Code review comment for lp:~martin-lp/hipl/hipl_retransmissions

Revision history for this message
David Martin (martin-lp) wrote :

Hi,

On Thu, Dec 22, 2011 at 8:42 AM, Miika Komu <email address hidden> wrote:
> On 22/12/11 00:22, Diego Biurrun wrote:
>>
>> On Wed, Dec 21, 2011 at 11:32:26AM +0100, Diego Biurrun wrote:
>>>
>>> On Tue, Dec 20, 2011 at 11:43:26AM +0000, David Martin wrote:
>>>>
>>>> David Martin has proposed merging
>>>> lp:~martin-lp/hipl/hipl_retransmissions into lp:hipl.
>>>>
>>>> --- hipd/output.c 2011-11-10 10:53:21 +0000
>>>> +++ hipd/output.c 2011-12-20 11:41:33 +0000
>>>> @@ -1118,22 +1118,25 @@
>>>> const struct hip_common *msg,
>>>> struct hip_hadb_state *entry)
>>>> {
>>>> - int len = hip_get_msg_total_len(msg);
>>>> + int len = hip_get_msg_total_len(msg);
>>>> + struct hip_msg_retrans *retrans;
>>>>
>>>> if (!entry) {
>>>> return 0;
>>>> }
>>>>
>>>> + retrans =&entry->hip_msg_retrans[entry->next_retrans_slot];
>>>>
>>>> +
>>>> /* Not reusing the old entry as the new packet may have different
>>>> length */
>>>> + memset(retrans->buf, 0, HIP_MAX_NETWORK_PACKET);
>>>
>>>
>>> see above
>>>
>>>> + memcpy(retrans->buf, msg, len);
>>>> + memcpy(&retrans->saddr, src_addr, sizeof(struct in6_addr));
>>>> + memcpy(&retrans->daddr, peer_addr, sizeof(struct in6_addr));
>>
>>
>> The comment I intended to add here was that this looks as if it can be
>> done by assignments instead of memcpy.
>
>
> if you refer to IPv6 addresses, they have to be copied (no such thing as
> 128-bit integer).

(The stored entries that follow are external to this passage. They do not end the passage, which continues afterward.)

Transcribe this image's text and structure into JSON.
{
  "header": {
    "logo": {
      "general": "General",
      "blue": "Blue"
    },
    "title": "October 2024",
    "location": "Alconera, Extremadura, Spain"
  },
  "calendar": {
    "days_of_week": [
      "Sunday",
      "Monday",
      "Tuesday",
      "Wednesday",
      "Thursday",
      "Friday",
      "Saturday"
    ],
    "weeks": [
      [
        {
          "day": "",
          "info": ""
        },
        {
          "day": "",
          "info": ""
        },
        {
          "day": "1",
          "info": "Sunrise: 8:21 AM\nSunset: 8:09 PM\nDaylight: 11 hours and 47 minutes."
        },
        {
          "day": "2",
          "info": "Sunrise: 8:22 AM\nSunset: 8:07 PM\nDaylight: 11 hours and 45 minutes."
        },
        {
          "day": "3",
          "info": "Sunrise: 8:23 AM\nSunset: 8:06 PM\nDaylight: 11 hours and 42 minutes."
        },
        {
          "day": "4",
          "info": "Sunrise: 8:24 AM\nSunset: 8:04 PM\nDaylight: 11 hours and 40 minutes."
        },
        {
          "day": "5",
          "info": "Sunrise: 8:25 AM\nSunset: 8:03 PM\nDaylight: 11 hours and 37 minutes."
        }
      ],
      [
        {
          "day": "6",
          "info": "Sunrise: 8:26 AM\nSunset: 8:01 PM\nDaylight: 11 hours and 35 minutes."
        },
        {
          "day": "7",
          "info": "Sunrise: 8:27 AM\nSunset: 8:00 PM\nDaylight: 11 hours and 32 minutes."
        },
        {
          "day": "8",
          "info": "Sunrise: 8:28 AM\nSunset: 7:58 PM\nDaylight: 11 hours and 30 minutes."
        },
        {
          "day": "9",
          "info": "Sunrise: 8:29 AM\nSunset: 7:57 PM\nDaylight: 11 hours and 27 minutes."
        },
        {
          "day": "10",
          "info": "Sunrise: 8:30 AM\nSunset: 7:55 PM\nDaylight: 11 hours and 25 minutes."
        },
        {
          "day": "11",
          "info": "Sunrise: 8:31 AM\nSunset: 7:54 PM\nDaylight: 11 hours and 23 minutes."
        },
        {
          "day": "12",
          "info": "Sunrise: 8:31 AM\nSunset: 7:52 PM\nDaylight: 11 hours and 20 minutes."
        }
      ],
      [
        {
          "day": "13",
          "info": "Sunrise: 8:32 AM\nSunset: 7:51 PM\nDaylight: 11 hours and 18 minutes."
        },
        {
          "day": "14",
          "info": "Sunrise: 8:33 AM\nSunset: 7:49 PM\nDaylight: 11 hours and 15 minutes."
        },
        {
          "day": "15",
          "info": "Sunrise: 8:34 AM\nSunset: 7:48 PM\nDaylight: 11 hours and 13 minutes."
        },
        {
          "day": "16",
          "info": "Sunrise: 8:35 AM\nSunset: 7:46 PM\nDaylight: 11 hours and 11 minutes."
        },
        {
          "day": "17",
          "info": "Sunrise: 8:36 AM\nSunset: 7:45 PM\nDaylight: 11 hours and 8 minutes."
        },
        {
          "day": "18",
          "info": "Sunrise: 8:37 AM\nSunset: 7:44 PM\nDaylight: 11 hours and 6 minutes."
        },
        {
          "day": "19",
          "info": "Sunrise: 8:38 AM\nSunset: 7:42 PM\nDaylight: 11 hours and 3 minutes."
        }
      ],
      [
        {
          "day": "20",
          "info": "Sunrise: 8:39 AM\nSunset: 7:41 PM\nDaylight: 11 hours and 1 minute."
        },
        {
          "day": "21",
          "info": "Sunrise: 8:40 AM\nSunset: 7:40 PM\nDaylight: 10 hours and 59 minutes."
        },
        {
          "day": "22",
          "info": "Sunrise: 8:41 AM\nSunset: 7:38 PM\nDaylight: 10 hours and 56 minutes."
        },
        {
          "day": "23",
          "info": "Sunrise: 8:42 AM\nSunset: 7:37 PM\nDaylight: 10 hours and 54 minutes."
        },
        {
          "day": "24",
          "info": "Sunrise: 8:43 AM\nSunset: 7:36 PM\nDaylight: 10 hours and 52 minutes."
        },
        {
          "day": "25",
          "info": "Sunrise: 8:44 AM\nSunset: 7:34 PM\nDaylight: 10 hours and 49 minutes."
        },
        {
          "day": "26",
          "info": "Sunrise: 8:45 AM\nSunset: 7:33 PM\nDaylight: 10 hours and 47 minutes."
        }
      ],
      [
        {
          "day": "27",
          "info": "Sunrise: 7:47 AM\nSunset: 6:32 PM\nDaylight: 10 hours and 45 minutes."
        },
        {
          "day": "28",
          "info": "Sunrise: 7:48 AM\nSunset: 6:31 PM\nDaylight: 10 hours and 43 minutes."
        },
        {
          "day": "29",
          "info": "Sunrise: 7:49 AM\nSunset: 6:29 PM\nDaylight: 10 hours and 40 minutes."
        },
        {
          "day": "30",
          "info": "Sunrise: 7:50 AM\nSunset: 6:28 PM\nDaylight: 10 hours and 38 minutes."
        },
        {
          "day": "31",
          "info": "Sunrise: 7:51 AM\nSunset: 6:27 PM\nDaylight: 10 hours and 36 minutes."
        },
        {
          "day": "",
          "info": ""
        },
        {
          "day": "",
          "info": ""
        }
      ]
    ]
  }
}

Anyway, the most elegant way is to use ipv6_addr_copy()
> instead of memcpy().

I don't think you can assign the buffer as they are independent. The retrans buffer slots are allocated at startup and the message comes wherever the caller allocates it from.

I've removed the needless variable indirection of the int len though and replaced the address memcpy() calls with ipv6_addr_copy().